Fosil yakıt kaynakları kullanarak yapılan enerji üretiminin çevreye zarar verdiği bir gerçek. Küresel çevre sorunları doğrudan doğruya tüketilen enerjiye, yüksek oranda kükürt ve diğer zararlı maddeleri içeren fosil yakıt kullanımına bağlıdır. Biyokütleden enerjisinin elde edilmesi için, daha çok tarım işçiliğine gerek duyulduğundan, biyoenerji konusu, özellikle kırsal kesimde iş alanları yaratma açısından ideal bir seçenektir. Gelişmekte olan ülkelerin karşılaştığı en büyük sorunlardan biri olan kırsal kesimden büyük şehirlere göç olayını da bu şekilde önlemek mümkün olabilir. Biyokütle; oldukça çorak alanlarda yetişmesi, daha önce yararlanılamayan toprakların kullanılması ve kırsal alanların yetiştiricilik açısından değerlendirilmesi açısından büyük önem taşır. Biyokütle enerjisi çevre dostu ve yenilenebilir bir enerji kaynağıdır. Sera etkisi ve çevre kirliliği oluşturmaz, asit yağmurlarına neden olmaz. Hemen her yerde yetiştirilebilmesi, depolanabilir ve her ölçekte enerji verimi için uygun olması, tercih edilmesindeki en büyük etkenler arasındadır.

TÜRKİYE’DE BİYOKÜTLE ENERJİSİ

Türkiye’nin yıllık 117 milyar ton civarında biyokütle potansiyeli bulunmaktadır. Bu değer yıllık 32 Mtep’dir. Bu potansiyel içinde en büyük pay yıllık bitkilere aittir (14,5 Mtep).
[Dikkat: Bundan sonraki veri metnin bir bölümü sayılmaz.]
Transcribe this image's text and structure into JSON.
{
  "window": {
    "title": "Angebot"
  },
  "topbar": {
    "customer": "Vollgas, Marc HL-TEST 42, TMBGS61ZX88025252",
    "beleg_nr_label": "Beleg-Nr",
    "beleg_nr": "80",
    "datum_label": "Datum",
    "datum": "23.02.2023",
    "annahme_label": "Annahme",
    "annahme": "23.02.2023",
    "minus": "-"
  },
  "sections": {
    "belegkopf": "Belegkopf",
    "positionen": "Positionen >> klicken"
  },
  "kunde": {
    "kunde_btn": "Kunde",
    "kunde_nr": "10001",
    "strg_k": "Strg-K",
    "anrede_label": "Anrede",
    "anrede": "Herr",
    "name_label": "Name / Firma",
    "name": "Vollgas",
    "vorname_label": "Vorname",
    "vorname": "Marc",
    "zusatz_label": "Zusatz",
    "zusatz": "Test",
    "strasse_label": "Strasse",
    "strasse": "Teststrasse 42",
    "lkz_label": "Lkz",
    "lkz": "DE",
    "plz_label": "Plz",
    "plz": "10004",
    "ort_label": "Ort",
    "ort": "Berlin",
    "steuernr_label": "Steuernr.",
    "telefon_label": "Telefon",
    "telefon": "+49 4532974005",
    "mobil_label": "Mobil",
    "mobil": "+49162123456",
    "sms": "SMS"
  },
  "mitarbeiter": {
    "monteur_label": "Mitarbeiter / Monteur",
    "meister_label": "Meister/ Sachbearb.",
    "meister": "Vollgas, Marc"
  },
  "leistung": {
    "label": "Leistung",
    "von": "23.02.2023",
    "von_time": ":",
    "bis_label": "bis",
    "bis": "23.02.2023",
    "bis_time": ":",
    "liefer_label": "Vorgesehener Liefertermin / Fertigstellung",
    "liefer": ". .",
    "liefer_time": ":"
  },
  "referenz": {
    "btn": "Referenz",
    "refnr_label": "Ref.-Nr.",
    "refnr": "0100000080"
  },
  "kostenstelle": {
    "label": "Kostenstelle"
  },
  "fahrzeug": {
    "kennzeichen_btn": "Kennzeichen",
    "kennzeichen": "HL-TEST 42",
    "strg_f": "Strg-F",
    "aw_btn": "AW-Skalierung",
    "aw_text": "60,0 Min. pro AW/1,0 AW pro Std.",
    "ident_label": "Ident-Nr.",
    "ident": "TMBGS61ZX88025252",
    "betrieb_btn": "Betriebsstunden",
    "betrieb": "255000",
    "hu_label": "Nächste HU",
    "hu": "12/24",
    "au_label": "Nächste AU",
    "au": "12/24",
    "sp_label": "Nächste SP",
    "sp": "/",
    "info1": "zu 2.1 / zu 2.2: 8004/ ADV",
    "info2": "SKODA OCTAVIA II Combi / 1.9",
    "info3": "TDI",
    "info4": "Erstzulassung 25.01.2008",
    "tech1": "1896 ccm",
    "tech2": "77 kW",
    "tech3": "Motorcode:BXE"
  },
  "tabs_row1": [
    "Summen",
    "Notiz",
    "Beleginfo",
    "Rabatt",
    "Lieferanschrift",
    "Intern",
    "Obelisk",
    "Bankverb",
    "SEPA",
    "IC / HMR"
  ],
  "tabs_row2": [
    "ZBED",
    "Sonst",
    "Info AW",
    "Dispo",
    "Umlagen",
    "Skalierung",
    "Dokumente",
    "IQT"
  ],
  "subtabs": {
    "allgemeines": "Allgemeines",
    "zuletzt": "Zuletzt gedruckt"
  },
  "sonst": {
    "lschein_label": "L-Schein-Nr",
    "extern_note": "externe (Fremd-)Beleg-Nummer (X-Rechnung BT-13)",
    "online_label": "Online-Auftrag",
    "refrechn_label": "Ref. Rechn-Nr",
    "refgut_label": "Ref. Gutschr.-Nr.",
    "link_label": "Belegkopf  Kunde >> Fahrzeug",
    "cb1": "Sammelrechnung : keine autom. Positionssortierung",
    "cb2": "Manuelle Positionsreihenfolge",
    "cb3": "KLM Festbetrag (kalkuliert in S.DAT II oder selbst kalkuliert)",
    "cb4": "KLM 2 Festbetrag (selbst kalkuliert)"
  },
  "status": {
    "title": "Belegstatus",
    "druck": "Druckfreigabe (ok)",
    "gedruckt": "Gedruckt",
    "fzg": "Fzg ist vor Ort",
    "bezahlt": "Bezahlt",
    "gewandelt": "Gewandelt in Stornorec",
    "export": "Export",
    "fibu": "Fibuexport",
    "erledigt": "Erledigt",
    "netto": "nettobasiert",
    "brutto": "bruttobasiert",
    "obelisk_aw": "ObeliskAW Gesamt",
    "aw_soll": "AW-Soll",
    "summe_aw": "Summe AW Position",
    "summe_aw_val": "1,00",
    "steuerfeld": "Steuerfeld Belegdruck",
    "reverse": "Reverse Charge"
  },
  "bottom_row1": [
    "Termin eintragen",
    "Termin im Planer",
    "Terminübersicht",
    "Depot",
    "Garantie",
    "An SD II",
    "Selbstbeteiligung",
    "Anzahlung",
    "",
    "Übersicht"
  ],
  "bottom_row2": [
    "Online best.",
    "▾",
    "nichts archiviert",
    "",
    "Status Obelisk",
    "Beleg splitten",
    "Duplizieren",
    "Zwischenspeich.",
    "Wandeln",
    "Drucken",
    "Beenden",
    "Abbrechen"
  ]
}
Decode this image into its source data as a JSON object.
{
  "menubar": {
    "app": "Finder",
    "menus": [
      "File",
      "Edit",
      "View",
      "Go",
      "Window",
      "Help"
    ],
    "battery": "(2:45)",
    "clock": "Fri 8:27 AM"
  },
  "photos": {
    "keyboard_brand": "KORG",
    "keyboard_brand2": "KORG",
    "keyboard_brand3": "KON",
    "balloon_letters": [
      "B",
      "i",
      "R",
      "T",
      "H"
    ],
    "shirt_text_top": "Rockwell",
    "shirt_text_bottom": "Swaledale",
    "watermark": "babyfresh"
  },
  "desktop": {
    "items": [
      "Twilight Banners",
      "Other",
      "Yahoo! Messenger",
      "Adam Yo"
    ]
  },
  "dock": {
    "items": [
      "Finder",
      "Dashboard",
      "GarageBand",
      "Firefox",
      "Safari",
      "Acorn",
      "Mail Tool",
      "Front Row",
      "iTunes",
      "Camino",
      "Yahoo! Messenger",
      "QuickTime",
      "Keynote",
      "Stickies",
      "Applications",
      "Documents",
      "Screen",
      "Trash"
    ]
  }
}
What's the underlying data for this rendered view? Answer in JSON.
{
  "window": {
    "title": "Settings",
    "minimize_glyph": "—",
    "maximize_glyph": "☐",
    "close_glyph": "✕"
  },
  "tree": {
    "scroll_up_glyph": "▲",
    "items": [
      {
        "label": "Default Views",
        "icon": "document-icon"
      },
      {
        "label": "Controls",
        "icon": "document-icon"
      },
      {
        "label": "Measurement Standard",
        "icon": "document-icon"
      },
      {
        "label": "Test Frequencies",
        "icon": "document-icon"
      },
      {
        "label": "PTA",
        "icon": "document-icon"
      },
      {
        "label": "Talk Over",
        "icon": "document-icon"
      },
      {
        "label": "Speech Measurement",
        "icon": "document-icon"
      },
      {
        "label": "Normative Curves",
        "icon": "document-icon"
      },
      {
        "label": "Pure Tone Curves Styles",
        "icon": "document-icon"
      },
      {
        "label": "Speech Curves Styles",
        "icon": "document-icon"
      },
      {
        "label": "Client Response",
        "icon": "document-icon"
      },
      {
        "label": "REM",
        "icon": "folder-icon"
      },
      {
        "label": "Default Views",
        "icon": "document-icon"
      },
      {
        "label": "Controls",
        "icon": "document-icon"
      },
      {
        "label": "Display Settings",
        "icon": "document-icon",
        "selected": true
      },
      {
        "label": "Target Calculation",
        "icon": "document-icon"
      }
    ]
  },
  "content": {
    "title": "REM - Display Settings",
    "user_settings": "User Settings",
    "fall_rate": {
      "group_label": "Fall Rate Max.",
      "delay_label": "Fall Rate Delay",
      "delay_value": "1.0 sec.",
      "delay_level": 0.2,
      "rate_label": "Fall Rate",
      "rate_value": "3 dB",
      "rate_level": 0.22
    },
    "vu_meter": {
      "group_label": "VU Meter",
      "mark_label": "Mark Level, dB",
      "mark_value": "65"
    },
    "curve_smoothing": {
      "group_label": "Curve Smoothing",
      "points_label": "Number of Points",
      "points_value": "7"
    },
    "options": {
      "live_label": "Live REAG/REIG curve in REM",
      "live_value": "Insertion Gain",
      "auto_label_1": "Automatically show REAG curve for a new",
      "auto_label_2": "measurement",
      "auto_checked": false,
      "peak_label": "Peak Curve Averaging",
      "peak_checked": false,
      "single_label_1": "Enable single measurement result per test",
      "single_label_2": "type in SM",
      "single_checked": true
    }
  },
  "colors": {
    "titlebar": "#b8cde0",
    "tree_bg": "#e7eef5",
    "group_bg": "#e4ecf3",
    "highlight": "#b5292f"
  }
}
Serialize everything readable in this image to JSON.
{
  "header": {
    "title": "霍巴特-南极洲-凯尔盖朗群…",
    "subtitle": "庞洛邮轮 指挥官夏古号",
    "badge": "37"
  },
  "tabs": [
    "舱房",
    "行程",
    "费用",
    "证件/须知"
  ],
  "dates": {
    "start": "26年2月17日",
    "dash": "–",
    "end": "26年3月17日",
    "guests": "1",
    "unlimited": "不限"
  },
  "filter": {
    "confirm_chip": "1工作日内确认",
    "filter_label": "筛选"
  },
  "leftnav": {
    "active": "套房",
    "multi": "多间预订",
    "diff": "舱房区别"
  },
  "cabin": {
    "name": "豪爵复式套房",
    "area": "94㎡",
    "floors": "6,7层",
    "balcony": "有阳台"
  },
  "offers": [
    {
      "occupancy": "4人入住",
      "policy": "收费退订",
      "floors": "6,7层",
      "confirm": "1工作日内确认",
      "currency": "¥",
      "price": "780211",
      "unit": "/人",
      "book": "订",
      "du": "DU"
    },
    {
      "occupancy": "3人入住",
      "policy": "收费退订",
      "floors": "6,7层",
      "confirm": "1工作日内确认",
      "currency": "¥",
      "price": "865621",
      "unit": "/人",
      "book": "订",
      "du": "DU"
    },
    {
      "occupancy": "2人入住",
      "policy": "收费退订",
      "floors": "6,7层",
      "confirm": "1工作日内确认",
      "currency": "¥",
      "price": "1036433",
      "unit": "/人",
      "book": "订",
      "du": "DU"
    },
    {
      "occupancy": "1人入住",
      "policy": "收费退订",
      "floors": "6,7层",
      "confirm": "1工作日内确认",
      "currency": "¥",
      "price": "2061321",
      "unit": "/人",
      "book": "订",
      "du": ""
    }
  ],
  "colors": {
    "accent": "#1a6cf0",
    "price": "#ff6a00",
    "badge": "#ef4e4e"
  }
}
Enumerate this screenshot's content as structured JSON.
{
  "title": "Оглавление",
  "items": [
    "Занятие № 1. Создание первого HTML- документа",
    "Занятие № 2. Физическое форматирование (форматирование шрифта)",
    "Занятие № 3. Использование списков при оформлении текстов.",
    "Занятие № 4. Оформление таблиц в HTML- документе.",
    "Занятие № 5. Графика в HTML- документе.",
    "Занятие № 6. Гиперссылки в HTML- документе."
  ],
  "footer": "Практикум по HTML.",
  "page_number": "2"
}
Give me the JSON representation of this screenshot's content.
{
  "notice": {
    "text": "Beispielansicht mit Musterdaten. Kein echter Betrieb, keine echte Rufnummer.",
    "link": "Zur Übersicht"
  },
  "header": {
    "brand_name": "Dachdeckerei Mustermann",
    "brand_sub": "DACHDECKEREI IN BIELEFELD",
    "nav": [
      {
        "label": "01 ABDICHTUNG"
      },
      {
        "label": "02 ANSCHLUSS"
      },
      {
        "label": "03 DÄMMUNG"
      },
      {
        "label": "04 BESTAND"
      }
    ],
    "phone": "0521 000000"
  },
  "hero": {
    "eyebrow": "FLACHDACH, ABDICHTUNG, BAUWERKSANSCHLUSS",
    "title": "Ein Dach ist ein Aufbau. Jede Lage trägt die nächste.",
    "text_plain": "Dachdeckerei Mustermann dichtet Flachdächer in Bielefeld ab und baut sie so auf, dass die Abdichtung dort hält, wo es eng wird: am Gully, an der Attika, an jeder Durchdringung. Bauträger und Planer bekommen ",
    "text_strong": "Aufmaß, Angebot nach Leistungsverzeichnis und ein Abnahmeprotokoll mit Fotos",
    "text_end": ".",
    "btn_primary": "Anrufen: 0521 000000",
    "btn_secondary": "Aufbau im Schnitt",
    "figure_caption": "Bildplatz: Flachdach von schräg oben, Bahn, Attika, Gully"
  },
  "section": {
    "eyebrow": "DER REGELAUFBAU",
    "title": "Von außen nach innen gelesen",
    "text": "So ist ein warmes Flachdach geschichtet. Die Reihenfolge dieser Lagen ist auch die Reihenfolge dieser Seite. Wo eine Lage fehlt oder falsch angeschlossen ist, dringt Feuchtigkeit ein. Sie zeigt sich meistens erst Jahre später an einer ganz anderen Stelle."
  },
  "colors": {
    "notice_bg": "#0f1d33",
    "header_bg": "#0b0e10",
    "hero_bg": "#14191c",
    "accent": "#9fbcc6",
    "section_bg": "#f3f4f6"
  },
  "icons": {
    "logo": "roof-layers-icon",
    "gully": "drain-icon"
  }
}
Bitkileri takiben orman atıkları (5,4 Mtep), çok yıllık bitkiler (4,1 Mtep) gelir. Türkiye’nin hayvansal atık potansiyeline karşılık gelen biyogaz miktarının 1,5-2 Mtep olduğu tahmin ediliyor.

Biyokütle, bir yenilenebilir enerji olarak Türkiye’de büyük bir potansiyele sahip. Türkiye’nin biyokütle kaynakları; tarım, orman, organik şehir atıkları, hayvansal atıklardan oluşur. Bir tarım ülkesi olan Türkiye, tarımsal atık ve ürün atıkları açısından oldukça fazla kaynağa sahiptir. Türkiye, ürün atıklarından hesaplanan toplam enerji potansiyelinde 9,5 milyon ton petrol eş değeriyle ciddi bir potansiyele sahiptir.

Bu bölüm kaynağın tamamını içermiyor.